We have a database in which special characters are saved as HTML entities. I'll use Guantanamo as my example. In the database it's saved as Guant&#aacute;anamo. Of course, a search for Guantanamo won't find it.

There are any number of ways to approach this, but I'm wondering if there is something we can do from the search side rather than doing a lot of reworking of the DB, which is huge.

If you believe sandr or regex work on the DB is required I'd appreciate any suggestions on that end as well.

(FYI: This is full-blown Texis running on a Unix server. I'm in the unfortunate position of picking up support from a guy who has left the company.)

Thanks for any and all input.

Bob

Bob

Post by **John** » Wed Mar 08, 2006 5:30 pm

If you have a limited and known number of words with HTML entities you might be able to make use of the thesaurus to aid with the search.

Do you know roughly what proportion of the records have
HTML entities? A Vortex script to process the table
is probably the best plan, and either updating the
existing table if the number of records to edit is
small, or by creating a replacement table if you will
be changing most of the table. The Vortex fetch and
strfmt functions can help with decoding HTML.

bhiggins · Post by **bhiggins** » Wed Mar 08, 2006 6:06 pm

I only have to deal with 10% of the database; the rest was handled differently. Of that 10% I'd estimate a third of them have accents.

Some background: This is a database of newspaper stories. For the older records the developer had a separate field in the DB where he stored the non-accented version of each accented word (resume, cliche, etc.). The search would then find either version of the word. When HTML entities were introduced about a year ago it broke that functionality. So that's what I'm trying to remedy.

Meanwhile, on equivalence: There's something I'm not doing right, apparently. I created a very simple eqvsusr.lst file with just one line:

guantanamo,guantánamo

Ran backref, no errors reported. Equivs are on in the search page. But search results are no different. What might I be missing?

Thanks,
Bob

Post by **mark** » Thu Mar 09, 2006 11:03 am

; is special in the equiv.

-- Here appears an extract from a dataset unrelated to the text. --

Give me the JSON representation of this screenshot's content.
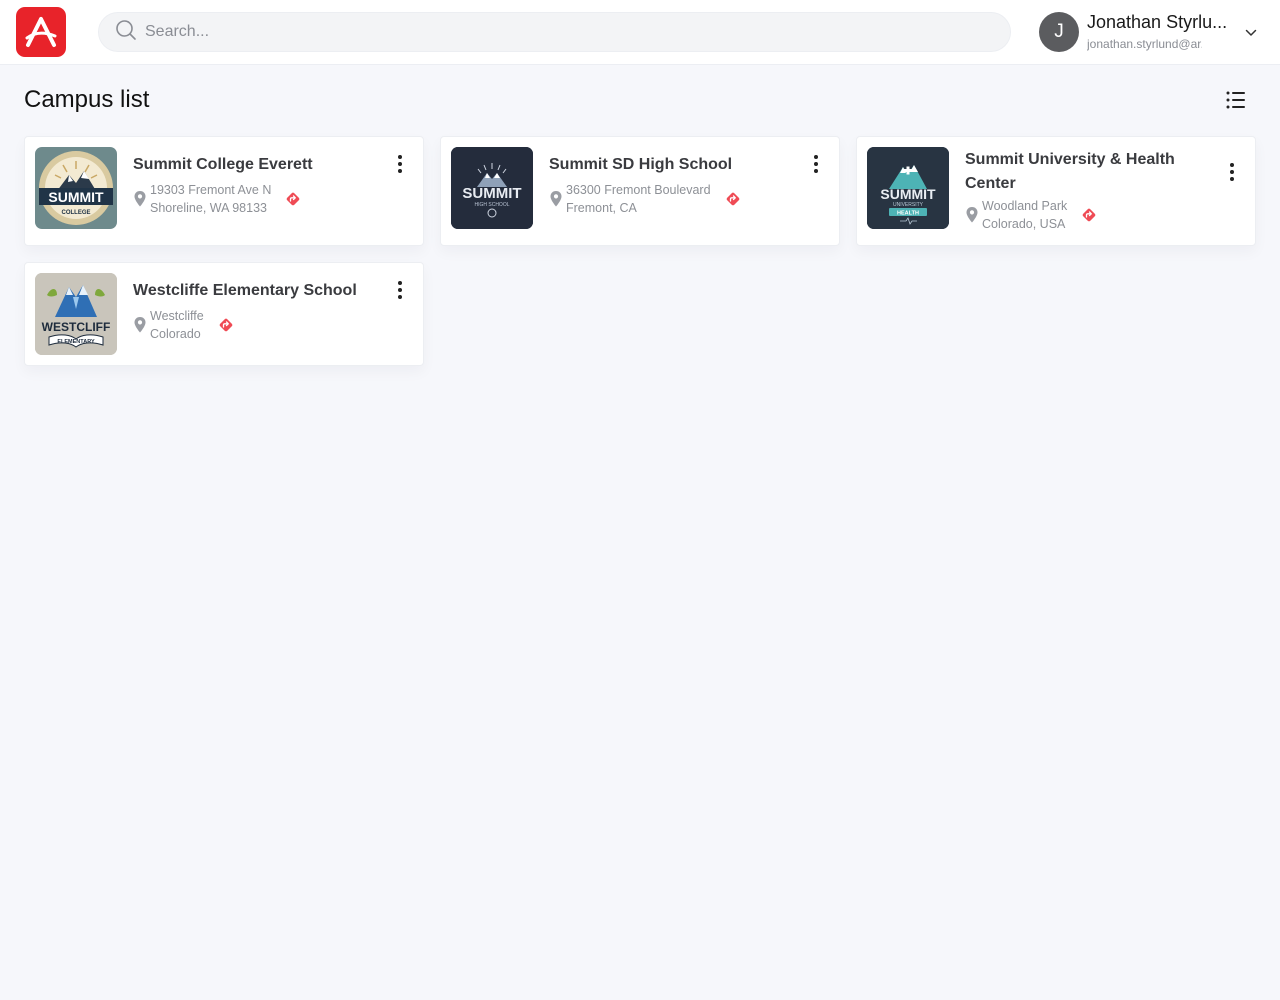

Escape it with \
guantanamo,guant&aacute\;namo

So you're saying all new data has the entities? I'd take John's suggestion and get rid of the entities by replacing them with their equivalent characters at import time as well as fixup the small fracton of records that already have the entities. Then the search will continue to work as before.

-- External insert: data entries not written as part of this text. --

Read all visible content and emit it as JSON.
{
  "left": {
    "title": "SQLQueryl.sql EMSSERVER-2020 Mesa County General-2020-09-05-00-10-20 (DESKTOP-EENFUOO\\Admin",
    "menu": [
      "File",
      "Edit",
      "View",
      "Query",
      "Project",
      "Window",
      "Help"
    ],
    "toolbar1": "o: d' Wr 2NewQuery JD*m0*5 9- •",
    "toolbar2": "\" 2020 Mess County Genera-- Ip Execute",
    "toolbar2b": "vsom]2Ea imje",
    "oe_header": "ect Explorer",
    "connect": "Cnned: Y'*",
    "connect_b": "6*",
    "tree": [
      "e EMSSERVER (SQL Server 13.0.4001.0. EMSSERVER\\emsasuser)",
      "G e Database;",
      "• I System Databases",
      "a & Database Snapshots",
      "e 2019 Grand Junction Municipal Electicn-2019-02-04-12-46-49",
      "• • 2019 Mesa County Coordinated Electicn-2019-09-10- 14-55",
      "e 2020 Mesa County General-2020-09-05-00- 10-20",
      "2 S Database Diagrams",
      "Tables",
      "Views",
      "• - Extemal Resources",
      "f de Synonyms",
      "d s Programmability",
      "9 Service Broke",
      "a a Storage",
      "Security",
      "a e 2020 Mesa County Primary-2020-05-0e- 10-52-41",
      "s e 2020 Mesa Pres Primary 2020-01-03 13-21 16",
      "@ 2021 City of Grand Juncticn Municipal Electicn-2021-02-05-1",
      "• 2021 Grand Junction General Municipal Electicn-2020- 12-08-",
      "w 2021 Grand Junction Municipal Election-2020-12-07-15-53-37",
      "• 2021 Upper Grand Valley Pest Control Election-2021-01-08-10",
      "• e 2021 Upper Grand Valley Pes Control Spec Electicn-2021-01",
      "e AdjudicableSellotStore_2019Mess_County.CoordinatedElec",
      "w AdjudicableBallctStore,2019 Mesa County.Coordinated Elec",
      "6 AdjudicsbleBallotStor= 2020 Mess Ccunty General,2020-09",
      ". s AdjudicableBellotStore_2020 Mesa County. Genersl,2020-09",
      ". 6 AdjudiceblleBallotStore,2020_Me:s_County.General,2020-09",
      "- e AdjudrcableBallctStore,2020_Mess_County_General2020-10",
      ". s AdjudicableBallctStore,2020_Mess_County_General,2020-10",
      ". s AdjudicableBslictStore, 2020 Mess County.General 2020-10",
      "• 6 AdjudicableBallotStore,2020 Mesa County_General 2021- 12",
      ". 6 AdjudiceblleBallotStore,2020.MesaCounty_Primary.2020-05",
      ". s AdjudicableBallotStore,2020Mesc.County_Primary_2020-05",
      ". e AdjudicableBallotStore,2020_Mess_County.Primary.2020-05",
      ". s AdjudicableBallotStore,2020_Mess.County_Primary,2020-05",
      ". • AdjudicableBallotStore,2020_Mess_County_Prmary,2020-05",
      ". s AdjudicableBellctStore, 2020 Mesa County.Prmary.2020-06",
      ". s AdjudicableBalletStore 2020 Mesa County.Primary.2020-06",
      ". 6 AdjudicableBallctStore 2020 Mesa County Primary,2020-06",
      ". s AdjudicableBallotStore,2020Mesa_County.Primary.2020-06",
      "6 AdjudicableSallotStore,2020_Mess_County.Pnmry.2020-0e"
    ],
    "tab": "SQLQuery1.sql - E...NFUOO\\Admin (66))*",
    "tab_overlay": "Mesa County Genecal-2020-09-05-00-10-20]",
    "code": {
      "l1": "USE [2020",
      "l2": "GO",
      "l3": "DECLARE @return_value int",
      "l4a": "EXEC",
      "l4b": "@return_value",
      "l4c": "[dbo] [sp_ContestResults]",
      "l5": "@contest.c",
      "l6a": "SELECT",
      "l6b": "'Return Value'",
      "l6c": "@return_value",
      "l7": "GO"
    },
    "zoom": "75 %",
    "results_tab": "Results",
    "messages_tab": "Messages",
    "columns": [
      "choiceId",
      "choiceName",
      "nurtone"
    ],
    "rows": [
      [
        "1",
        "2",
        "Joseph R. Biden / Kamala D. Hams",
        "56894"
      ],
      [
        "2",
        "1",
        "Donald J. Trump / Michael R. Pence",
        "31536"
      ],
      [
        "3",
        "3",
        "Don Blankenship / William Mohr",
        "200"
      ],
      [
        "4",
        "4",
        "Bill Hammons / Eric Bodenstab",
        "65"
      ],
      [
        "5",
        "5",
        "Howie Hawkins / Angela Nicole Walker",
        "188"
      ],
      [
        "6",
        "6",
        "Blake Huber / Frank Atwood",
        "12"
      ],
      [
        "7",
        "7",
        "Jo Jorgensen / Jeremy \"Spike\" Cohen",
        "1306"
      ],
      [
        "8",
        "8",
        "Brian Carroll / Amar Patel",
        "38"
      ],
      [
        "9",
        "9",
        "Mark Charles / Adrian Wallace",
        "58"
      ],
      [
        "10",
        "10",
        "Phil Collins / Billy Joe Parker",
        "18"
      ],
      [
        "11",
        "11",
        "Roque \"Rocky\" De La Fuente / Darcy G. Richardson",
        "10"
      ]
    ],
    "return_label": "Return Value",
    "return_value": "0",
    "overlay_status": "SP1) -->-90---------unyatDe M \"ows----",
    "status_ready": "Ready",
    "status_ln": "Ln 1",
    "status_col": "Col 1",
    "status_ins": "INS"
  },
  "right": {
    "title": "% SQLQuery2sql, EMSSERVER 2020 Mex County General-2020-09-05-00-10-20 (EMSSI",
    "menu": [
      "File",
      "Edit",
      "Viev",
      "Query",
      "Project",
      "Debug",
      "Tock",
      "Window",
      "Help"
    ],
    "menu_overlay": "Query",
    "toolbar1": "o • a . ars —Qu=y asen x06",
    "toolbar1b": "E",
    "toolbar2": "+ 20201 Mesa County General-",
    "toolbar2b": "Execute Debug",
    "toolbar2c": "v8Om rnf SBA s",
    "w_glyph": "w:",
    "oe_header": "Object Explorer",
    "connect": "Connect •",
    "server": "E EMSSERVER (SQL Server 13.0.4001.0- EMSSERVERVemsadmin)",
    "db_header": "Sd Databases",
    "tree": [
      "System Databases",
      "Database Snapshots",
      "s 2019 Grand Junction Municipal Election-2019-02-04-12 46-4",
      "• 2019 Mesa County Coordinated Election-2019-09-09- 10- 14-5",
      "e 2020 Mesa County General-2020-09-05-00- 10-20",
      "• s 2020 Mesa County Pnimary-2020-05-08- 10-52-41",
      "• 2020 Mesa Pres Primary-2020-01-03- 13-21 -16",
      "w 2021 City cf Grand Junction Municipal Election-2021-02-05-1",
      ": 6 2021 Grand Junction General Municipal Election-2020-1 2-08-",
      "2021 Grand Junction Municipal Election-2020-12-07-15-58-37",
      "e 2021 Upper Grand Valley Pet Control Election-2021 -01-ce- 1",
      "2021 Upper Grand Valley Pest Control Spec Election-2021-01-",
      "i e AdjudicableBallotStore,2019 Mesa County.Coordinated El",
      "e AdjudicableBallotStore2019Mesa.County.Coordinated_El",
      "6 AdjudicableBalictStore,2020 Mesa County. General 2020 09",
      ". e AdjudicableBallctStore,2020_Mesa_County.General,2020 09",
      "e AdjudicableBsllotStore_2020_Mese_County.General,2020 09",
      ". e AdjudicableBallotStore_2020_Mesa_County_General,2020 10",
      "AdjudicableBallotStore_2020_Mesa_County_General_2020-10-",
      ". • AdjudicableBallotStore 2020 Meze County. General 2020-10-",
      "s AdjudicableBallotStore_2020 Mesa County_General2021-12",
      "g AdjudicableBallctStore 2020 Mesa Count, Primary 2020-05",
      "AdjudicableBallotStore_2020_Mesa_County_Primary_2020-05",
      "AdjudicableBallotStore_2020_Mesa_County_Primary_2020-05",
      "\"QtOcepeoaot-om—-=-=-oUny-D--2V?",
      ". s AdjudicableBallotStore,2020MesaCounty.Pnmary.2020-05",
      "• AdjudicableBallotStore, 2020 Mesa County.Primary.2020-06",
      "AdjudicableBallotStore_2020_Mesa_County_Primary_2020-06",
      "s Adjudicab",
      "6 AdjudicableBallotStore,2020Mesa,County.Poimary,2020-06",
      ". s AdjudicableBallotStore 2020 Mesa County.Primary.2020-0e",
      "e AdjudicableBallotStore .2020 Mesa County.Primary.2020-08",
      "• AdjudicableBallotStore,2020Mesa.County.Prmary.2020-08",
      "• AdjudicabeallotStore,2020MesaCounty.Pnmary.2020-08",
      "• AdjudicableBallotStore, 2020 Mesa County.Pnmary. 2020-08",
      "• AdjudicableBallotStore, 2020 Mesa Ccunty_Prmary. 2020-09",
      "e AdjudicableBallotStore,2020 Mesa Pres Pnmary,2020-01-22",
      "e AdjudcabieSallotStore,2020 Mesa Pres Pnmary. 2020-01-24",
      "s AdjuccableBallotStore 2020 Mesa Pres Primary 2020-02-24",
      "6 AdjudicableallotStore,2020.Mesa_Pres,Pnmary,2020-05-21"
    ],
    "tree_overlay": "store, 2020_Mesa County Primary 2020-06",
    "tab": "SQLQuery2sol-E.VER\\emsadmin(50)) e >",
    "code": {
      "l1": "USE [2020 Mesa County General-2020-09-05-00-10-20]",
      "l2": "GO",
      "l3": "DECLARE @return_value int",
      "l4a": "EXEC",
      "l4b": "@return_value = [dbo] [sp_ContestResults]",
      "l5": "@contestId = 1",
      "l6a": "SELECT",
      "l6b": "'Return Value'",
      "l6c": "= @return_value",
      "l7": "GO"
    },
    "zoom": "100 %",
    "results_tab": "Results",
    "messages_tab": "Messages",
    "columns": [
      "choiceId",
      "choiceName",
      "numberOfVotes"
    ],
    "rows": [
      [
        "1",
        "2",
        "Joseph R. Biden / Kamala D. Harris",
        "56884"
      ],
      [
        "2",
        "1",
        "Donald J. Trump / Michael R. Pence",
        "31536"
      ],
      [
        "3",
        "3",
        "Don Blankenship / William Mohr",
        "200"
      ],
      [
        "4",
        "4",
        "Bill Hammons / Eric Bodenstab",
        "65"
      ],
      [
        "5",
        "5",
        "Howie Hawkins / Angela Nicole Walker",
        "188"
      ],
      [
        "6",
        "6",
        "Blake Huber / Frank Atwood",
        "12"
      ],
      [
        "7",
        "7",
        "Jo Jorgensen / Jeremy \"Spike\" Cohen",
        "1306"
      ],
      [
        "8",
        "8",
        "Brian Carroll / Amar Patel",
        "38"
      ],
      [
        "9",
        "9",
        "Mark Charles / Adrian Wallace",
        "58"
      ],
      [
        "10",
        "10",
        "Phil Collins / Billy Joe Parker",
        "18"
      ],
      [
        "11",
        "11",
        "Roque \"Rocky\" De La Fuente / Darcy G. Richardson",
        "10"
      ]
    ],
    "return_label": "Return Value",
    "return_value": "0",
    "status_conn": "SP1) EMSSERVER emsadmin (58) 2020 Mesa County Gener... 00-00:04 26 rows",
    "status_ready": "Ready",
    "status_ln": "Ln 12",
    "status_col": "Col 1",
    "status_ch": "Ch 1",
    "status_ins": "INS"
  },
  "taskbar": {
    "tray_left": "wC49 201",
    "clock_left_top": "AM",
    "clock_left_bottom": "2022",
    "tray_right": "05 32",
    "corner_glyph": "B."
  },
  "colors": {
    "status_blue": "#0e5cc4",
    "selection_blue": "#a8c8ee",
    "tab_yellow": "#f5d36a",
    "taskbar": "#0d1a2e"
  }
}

bhiggins · Post by **bhiggins** » Thu Mar 09, 2006 12:30 pm

I'll try out your suggestions, thanks.

I escaped the ; in the equivalence file, but results are the same on search. Any further suggestions welcomed.

Bob

Post by **mark** » Thu Mar 09, 2006 2:02 pm

Do you have all the requisite settings to use and allow the equivs?
<apicp eqprefix /full/path/to/your/equiv/file>
<apicp keepeqvs 1>
<apicp alequivs 1>
Make sure the equiv file is readable by the texis user.
Check the source of your results page and/or vortex.log to see if there are any errors generated.